JAK2mut was also frequent in B-ALL. JAK2 is an important mediator of cytokine receptor signalling and has key roles in the hematopoietic and immune response. Constitutive signalling through JAK2 contributes to the proliferation of many cancers, including B-cell leukaemia and lymphomas (Ihle and Gilliland, 2007; Vainchenker and Constantinescu, 2013). The acquired JAK2mut (p.R683S and p.R683G) is presumed to be a biomarker for B-ALL (Bercovich et al, 2008; Mullighan, 2008; Mullighan et al, 2009b). Recent studies suggested that the amino acid residue p.R683 located in the linker between the N and C lobes of JH2 domain is important for maintaining the activity, structural stability and folding of JAK2 (Li et al, 2013). The mutations in p.R683 disrupted the structure of JH2 domain leading to JAK2 constitutive activation and induced growth factor-independent cell proliferation of the mouse Ba/F3 hematopoietic cell line (Mullighan, 2008; Li et al, 2013). In our study, two B-ALL patients with two independent clones each, displayed different mutations in the p.R683 residue (Bercovich et al, 2008). Even though the oncogenic effect of p.R683S and p.R683G mutations could be similar or identical, further research will be necessary to fully understand the biological relevance of this clonal heterogeneity. The development of JAK2 inhibitors that abrogates JAK/STAT activation may be a useful approach for treating patients harbouring these mutations (Mullighan et al, 2009b; Roberts and Mullighan, 2011).

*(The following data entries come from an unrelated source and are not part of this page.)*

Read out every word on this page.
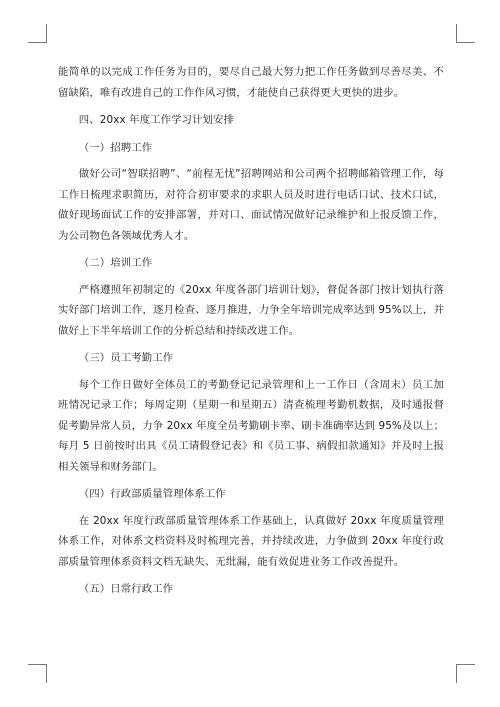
能简单的以完成工作任务为目的，要尽自己最大努力把工作任务做到尽善尽美、不留缺陷，唯有改进自己的工作作风习惯，才能使自己获得更大更快的进步。

四、20xx 年度工作学习计划安排

（一）招聘工作

做好公司“智联招聘”、“前程无忧”招聘网站和公司两个招聘邮箱管理工作，每工作日梳理求职简历，对符合初审要求的求职人员及时进行电话口试、技术口试，做好现场面试工作的安排部署，并对口、面试情况做好记录维护和上报反馈工作，为公司物色各领域优秀人才。

（二）培训工作

严格遵照年初制定的《20xx 年度各部门培训计划》，督促各部门按计划执行落实好部门培训工作，逐月检查、逐月推进，力争全年培训完成率达到 95%以上，并做好上下半年培训工作的分析总结和持续改进工作。

（三）员工考勤工作

每个工作日做好全体员工的考勤登记记录管理和上一工作日（含周末）员工加班情况记录工作；每周定期（星期一和星期五）清查梳理考勤机数据，及时通报督促考勤异常人员，力争 20xx 年度全员考勤刷卡率、刷卡准确率达到 95%及以上；每月 5 日前按时出具《员工请假登记表》和《员工事、病假扣款通知》并及时上报相关领导和财务部门。

（四）行政部质量管理体系工作

在 20xx 年度行政部质量管理体系工作基础上，认真做好 20xx 年度质量管理体系工作，对体系文档资料及时梳理完善，并持续改进，力争做到 20xx 年度行政部质量管理体系资料文档无缺失、无纰漏，能有效促进业务工作改善提升。

（五）日常行政工作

We found that CRLF2oe is associated with JAK2 mutations in B-ALL in cases lacking recurrent gene fusions, according to previous reports (Mullighan et al, 2009a; Yoda et al, 2010; Harvey et al, 2010). In our study, the frequency of CRLF2oe found in children and adults was around 17%. While in children it was similar to that observed by Chen et al (2012), in adults was lower (Chiaretti et al, 2016) even though maintained its association with poor outcome in this group of patients. Therefore, CRLF2 quantification could be an important prognostic marker in adult B-ALL. Evidence from in vitro studies suggests that these proteins could cooperate to transform B-ALL cells as CRLF2 acts as a scaffold for JAK2mut signalling (Yoda et al, 2010), although the precise molecular mechanism remains undescribed. However, cells dependent on CRLF2 signalling are also sensitive to JAK2 inhibitors. Thus, ALL patients with CRLF2oe may benefit from future kinase inhibitor approaches (Roll and Reuther, 2010; Yoda et al, 2010). Future studies should be conducted to further elucidate JAK2/CRLF2 association and prognosis in B-ALL. In this sense, further assessment of gene rearrangements involving CRLF2 as IGH@-CRLF2 and P2RY8-CRLF2 should be performed to establish the prognostic significance of CRLF2oe and CRLF2 rearrangements across risk subgroups of B-ALL.

Conclusions

The amplicon NGS results indicate that the incidence of mutation in TP53, JAK2, IL7R, PAX5, LEF1 and CRLF2 is higher in adults than in children. All mutations were frequent in B-ALL cases without recurrent fusion genes. Given the negative influence on outcome, we suggest that TP53 and JAK2 status should be investigated at diagnosis, particularly in patients negative for recurrent fusion genes, for whom genetic-based prognostic stratification is still limited. Deep sequencing may ultimately guide treatment decisions better for B-ALL patients bearing TP53 and JAK2 mutations and could give rise to alternative therapeutic regimens.